One particular problem with looking back at Audbon's writings, Irmscher said, is that although his body of writing was vast initially, his writings were censored by his granddaughter, particularly the journals. "She destroyed some and ended up rewriting others out of a notion of Victorian propriety," he said.

Much of the institute will take place at IU's Lilly Library, one of the foremost repositories of rare books and manuscripts in the world and home to unparalleled Audubon resources, among them a pristine set of Audubon's Double Elephant Folio of Birds of America and an early, paper-wrapped edition of the Royal Octavo edition of the same work.

Irmscher said Audubon sought to document North America through its bird life. But while Audubon found the birds of America beautiful, he had no trouble slaughtering them for his art. "It's so ironic that the Audubon Society is named after him," said Irmscher. "He killed thousands of birds in his lifetime. He would rig them up on a board and draw them as they were decomposing; that's how he obtained models for his art."
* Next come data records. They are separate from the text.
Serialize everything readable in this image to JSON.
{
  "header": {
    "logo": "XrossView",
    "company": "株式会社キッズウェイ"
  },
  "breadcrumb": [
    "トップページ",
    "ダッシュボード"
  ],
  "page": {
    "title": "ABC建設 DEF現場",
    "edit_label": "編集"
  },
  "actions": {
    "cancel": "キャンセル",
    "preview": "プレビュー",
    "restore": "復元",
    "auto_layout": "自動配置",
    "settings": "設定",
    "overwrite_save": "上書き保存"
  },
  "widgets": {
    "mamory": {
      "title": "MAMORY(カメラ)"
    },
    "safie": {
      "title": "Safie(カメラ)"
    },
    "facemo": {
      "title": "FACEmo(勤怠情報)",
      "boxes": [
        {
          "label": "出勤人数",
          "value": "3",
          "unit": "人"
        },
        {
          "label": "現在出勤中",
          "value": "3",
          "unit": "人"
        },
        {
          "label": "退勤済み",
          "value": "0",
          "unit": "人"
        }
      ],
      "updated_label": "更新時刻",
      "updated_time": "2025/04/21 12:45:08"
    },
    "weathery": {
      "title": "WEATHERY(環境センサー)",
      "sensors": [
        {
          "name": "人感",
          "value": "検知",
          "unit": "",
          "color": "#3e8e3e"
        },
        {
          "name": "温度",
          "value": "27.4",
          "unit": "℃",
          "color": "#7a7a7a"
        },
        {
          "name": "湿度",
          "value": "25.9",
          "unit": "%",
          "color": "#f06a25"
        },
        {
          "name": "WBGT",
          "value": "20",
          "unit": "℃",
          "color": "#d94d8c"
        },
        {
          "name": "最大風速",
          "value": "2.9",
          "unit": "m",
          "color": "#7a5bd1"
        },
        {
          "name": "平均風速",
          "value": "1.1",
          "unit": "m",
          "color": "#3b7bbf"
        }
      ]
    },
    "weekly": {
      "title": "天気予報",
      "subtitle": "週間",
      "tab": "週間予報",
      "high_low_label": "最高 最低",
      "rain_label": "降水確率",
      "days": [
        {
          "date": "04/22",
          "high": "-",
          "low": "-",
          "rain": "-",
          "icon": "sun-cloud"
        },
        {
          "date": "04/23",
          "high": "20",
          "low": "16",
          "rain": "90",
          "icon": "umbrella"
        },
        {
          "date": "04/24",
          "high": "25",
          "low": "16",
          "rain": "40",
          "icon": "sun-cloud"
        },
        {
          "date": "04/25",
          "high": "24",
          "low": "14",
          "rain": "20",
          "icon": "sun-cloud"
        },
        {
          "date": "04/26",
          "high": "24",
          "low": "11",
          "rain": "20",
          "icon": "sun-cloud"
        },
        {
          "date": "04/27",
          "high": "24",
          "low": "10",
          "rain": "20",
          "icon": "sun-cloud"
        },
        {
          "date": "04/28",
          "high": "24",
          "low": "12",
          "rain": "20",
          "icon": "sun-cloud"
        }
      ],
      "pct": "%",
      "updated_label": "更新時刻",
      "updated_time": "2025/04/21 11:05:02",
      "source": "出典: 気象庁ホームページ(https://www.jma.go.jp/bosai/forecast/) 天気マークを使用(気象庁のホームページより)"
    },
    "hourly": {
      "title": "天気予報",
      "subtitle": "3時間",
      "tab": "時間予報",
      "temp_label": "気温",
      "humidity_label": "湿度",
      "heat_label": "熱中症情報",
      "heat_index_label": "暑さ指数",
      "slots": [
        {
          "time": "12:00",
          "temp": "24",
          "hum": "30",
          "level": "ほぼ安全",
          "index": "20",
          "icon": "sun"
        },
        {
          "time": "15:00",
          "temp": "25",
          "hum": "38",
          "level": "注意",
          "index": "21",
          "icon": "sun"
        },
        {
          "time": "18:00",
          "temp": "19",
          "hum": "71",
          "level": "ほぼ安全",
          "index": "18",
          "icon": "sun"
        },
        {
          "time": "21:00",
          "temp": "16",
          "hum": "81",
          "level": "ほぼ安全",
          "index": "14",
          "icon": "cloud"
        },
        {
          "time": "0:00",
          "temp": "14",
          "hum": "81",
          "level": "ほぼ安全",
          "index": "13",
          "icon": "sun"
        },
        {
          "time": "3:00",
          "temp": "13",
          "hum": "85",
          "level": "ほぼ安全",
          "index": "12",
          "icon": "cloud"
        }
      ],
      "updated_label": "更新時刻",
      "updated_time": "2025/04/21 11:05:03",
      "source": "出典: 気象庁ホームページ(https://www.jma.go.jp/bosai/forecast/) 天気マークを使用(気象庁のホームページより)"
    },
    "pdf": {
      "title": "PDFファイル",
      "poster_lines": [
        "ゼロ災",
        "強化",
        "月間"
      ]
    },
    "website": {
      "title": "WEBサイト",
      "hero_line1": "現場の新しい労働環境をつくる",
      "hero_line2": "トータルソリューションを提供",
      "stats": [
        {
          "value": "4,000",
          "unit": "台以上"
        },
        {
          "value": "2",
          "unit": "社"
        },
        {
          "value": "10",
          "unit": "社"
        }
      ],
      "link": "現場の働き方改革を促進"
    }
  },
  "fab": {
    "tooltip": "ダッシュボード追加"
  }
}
He may have been "a pretty wild man" and even crass at times, but Audubon was a multilingual, cosmopolitan visionary, said Irmscher; unlike mainstream artists who are content with producing unique works of art destined for exclusive ownership by few individuals, Audubon was interested in making his work available to others through prints. He traveled to England for that very purpose, where an engraver painstakingly reproduced the works in what was then a complicated process.

"It's unusual for art," Irmscher said. "We tend to think of artists as solitary geniuses who produce exceptional masterpieces, but, from the beginning, he wanted to produce these images as prints so people could have all of the birds of America in their hands, so to speak."
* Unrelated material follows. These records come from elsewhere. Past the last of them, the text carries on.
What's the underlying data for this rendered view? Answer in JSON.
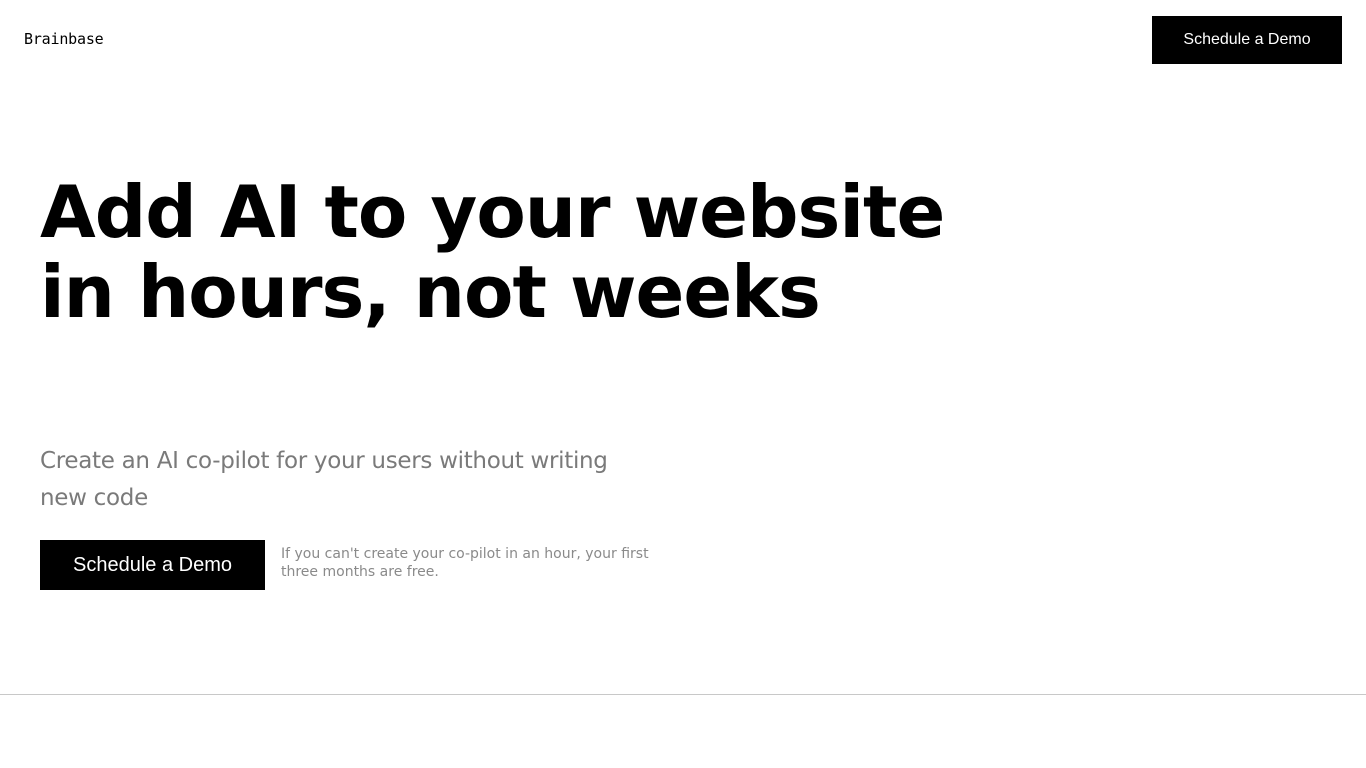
{
  "header": {
    "brand": "Brainbase",
    "cta_label": "Schedule a Demo"
  },
  "hero": {
    "headline": "Add AI to your website in hours, not weeks",
    "subheadline": "Create an AI co-pilot for your users without writing new code",
    "cta_label": "Schedule a Demo",
    "guarantee": "If you can't create your co-pilot in an hour, your first three months are free."
  },
  "colors": {
    "background": "#ffffff",
    "primary": "#000000",
    "muted_text": "#7a7a7a",
    "divider": "#c8c8c8"
  }
}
Because Bloomington is close to many of the sites that shaped Audubon's early career (among them Henderson, Ky., and Cincinnati), the location of the institute will allow participants the rare opportunity to combine a chronological look at Audubon's career with first-hand evidence.

High school teachers, from places including New York, Hawaii and Guatemala, with backgrounds as school librarians, science teachers and English teachers, among many others, will come away with ideas for bringing Audubon into their classrooms in a way that works at their school and with their subject.

"Biology teachers may consider including some art and literature in class about environmental awareness; it's more important now that we know some of the birds Audubon described are now extinct today," said Irmscher. "For art teachers, they may discuss 'How do you draw nature?' and 'What is an illustration?' One reason Audubon was not received so favorably by art historians is that the kind of thing he does is not considered original art; it's illustration. That's another topic -- is it art or scientific research?"

Irmscher, whose future projects will likely include a short history of 19th-century American poetry and a new Audubon edition in collaboration with the Field Museum, has become accustomed to being the "Audubon expert." He regularly gets e-mails wanting to know if Audubon really said some of the statements that are credited to him.

"In a lot of cases, he didn't," said Irmscher. "You look on the Internet and see all of these beautiful quotes, like 'A true conservationist knows that the world was not given to him by their fathers but borrowed from his children.' The word 'conservationist' is not even a 19th century word. There are so many other, beautiful quotes in his work that he did say, and I want people to re-discover them by reading Audubon's original work."